At first, I really hadn’t thought too much of Jonny’s dream — I certainly hadn’t known what to say to him about it when he so awkwardly brought it up mid-conversation on that car ride. But the question had eaten at me since. Jonny’s magic was quite real; his dreams did, sometimes, come true. And if this one was going to, I ought to be worried… because none of our at-present threats were targeting *me*, as far as I knew, but if that meant that this was a *new* threat, well. There was only one obvious thing that could be.
And on that matter, some due diligence on my end was well overdue. I could admit that much.
So I needed information from Hell, and I couldn’t get it on my own: as good a time as any to take a new connection for a spin. I doused myself in a glamour as I wove my way through the weekend crowd to Ricochet’s side. I’d come in a reliable skirt-and-heels number to grease the wheels, but to my mild surprise, I felt my jaw set itself a little squarer as the illusion set in — felt my posture straighten, the sway drain from my gait, as my form adjusted itself to his tastes. That brief flash of his history I’d seen when we first met ran through my mind again, and something in my image of him clicked. Huh — well, whatever did the job.

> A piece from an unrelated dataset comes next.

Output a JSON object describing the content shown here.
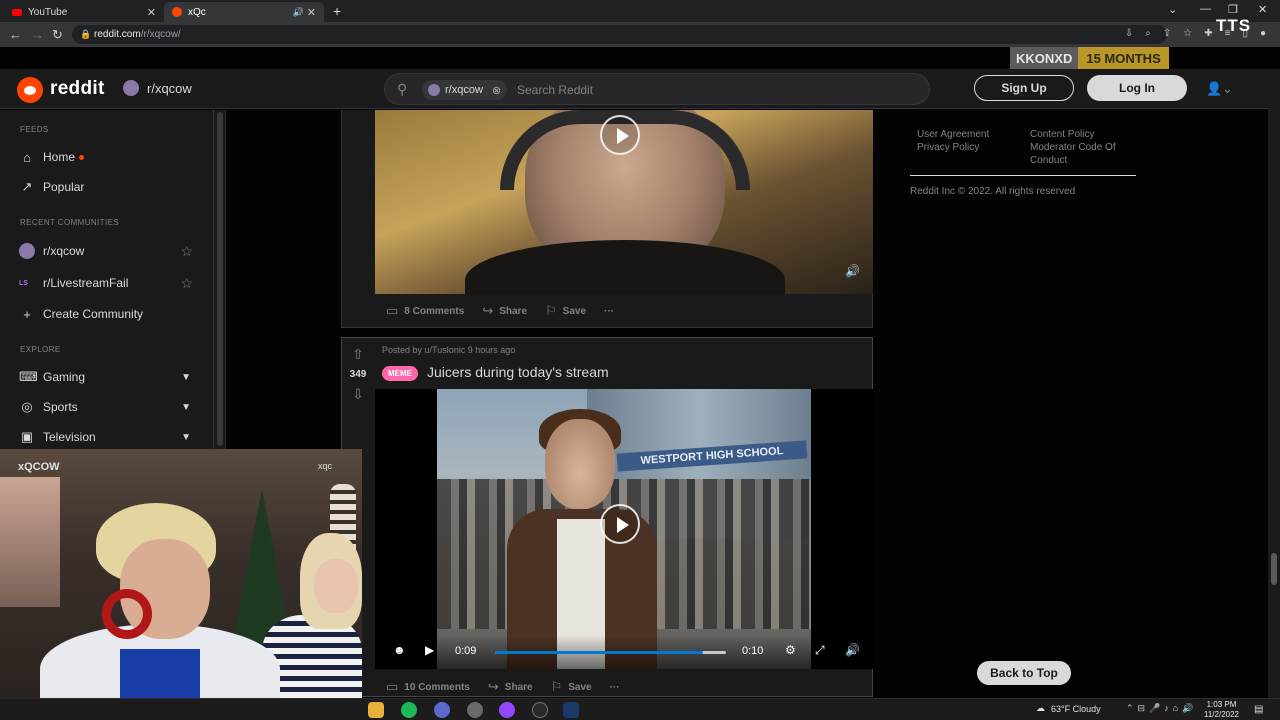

“Is this seat taken?” I asked, leaning up against the bar on-script. He looked me over, whiskey in hand, and his lidded eyes gleamed in just the way I was hoping to see.
I smiled. Maybe all this *would* be worth it after all.
See, I’d known, on paper, that agreeing to Belladonna’s first offer of shameless extortion wouldn’t exactly be the *strongest* start to my career here. I certainly didn’t look forward to defending that choice to Solomon… though for what it was worth, I did intend to renegotiate as soon as I’d hooked enough of a personal audience to give me some bargaining power. But in the meantime, Belladonna had promised me clients in exchange for my tithe, and… to be blunt, I needed sex more than I needed money at the moment. A steady source of lust would keep my magic reliable, and — for tasks like these, especially — reliable magic was my best advantage.
(Not to mention that the more people I met and won over, the more free-range devils, available occultists, and opportunities of any sort to escape Hell’s sphere of influence were likely to show themselves. Two birds, one stone, or something like that.)
But of course, any strategy is worthless until proven. So it was a satisfying rush to see my now well-fed magic do its work: Ricochet’s expression warmed on cue, and I knew he would give me what I wanted.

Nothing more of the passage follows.